Wednesday, July 17, 2013

Shibori Workshop

Have you noticed the upcoming workshop titled "The Mysteries of Shibori" on our class schedule?  Perhaps you are wondering what it is and why we are so excited about it.  We have invited Cindy Lohbeck from Hands on Hand Dyeing to tell you a bit about this technique and give you a bit of information about what we will be doing and what some shibori panels can look like when they are finished:

When I was recently asked to teach a class on Shibori fabric dyeing, my mind and my dye studio went in to high gear. While I have done fabric dyeing and various types of Shibori for over 30 years this request triggered a focused study that kept me fascinated with the possibilities of this workshop.

With the Indigo Dye & Shibori craze sweeping the design world, it was a good kick-start for a long overdue addition to my line of fabric dyeing classes.

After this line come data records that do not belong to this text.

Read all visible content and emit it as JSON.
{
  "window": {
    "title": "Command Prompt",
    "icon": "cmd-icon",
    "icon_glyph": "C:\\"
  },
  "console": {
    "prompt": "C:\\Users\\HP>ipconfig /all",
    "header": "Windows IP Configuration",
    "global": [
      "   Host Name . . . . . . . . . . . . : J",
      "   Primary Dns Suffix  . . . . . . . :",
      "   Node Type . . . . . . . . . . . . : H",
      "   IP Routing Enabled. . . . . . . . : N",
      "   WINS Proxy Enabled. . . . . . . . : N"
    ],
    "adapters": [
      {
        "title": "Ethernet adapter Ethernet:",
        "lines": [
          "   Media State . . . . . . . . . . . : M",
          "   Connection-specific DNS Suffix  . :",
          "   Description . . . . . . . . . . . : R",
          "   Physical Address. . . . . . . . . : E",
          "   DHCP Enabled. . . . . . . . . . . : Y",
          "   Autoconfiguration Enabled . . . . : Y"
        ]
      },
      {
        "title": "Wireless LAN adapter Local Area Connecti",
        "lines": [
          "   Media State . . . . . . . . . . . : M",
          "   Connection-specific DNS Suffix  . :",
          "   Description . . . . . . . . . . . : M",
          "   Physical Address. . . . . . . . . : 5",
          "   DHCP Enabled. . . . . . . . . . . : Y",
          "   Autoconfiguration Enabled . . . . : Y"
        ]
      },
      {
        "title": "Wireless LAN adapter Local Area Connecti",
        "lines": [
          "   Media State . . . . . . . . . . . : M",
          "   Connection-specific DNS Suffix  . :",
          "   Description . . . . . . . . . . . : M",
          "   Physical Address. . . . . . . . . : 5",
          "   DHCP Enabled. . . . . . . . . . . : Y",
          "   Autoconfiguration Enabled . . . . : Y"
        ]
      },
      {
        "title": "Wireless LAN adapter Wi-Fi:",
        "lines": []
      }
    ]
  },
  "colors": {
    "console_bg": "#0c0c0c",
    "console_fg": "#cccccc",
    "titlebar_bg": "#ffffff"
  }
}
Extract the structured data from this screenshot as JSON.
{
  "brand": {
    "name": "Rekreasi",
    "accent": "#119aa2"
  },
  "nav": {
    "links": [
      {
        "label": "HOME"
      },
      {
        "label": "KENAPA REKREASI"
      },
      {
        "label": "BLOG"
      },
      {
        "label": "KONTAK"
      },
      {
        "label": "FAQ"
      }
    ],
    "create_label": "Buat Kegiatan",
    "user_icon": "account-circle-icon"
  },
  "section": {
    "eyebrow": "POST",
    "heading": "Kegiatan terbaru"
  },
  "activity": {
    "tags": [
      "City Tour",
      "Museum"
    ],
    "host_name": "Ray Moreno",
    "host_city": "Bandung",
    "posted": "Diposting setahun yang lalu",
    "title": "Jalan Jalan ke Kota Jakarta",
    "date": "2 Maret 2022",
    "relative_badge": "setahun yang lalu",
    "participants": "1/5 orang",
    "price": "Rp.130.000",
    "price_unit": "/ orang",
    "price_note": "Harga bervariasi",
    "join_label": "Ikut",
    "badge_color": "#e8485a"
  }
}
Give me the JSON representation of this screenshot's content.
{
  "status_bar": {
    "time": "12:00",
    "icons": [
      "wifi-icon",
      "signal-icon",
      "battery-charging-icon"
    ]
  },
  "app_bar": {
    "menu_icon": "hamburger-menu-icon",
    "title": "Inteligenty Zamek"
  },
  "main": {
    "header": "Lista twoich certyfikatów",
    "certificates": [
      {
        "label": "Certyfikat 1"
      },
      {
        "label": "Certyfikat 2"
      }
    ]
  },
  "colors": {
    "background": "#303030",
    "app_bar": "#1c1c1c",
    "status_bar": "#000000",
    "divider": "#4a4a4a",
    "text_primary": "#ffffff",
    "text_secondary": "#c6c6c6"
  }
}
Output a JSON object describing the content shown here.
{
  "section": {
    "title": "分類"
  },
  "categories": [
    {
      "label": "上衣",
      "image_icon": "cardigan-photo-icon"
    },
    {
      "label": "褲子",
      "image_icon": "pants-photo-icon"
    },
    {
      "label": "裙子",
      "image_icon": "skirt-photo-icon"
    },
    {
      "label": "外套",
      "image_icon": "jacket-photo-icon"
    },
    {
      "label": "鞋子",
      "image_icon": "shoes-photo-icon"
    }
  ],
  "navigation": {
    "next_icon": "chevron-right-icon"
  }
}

But where would I start? Shibori is a very broad, "umbrella" term for a vast array of techniques. How would I ever narrow down to a workshop what I had spent years exploring? With its roots in Japan, India and Africa, Shibori can easily become a long-term creative exploration. Each culture puts their own "twist" on it (pun intended!) and consequently, the variety of Shibori methods are endless.  While some of these techniques are deceivingly easy, many are laborious and time consuming. I know that with the addition of a few modern tools and innovative, time saving techniques, Shibori can be much more accessible for today's fiber artists
Technically, it is taking a 2 dimensional piece of fabric, and manipulating it into a 3 dimensional fabric "sculpture" by using a variety of tools, folds, stitches and tucks. These tools, folds, stitches and tucks create "resists", or areas where dye cannot penetrate. The resulting patterning possibilities are limitless! I quickly dusted off my bucket of Shibori tools - things you would hardly associate with fabric dyeing, including various sizes of marbles, and rubber bands, plumbing pipes, plastic template shapes, a variety of clamps, and a wide range of thread, string and sinew. Many of these tools had been put aside for several years while in pursuit of other creative endeavors, but I could feel the creative juices flowing. I spent the next 3 months working up samples of each Shibori method I wanted to include in the workshop, feverishly stitching and binding, folding, clamping, twisting and wrapping. The samples that came about were fun and inspiring, and spurred me on to dye some drapery panels for my own home.
As I explored the various techniques, and considered the best classroom experience, it became clear that even if I narrowed it down to 7 or 8 styles, it would still need to be a 2 day experience. The idea of giving a classroom of student the identical tools, fabric, and fabric manipulation techniques and ample time for fabric prep on the first day. Day two would begin by introducing several different dye possibilities for each folding method. This would allow every student to put their own twist on each technique, whether they chose traditional Indigo, or a multitude of colors. The diversity of the fabrics that would "unfold" is intriguing to dream about.  One of my favorite examples is this Ne-Maki style Shibori, otherwise known as ring bound Shibori, is traditionally created by binding beads or other small spherical objects with thread. In the example pictured below, I bound the fat quarter very densely with irregular marbles and very small rubber bands. Even though the fat quarter was reduced to the size of my fist, this is a fairly fast technique,  and the results are amazing. (While I love playing in buckets of every color imaginable, I chose to do all of my sampling in traditional Indigo. By keeping it simple, each participant can visualize her own approach to the project.)
As my workshop took shape, and I narrowed the number of styles of Shibori down to a class that gives each participant a diverse and complete experience, I explored techniques known as Itajime, Kumo, Ne-Maki, Karamatsu, Suji, Nui, and several variations of Arashi Shibori. Somewhere along the way, I developed my favorites, and know which styles of Shibori piqued my creative passions. I will definitely continue my personal experimentation in these styles, beyond the scope of the classroom environment, and am grateful the workshop has re-ignited my passion for Shibori. I am excited about the fabrics I envision in my minds eye, and how I will execute them with the tools and techniques I have acquired. Most of all, I can't wait to pass the fun on! I know that at least one person in every workshop will catch the Shibori fever and continue to stitch and bind, fold, clamp, twisting and wrap their way into some beautiful and unique Shibori fabrics.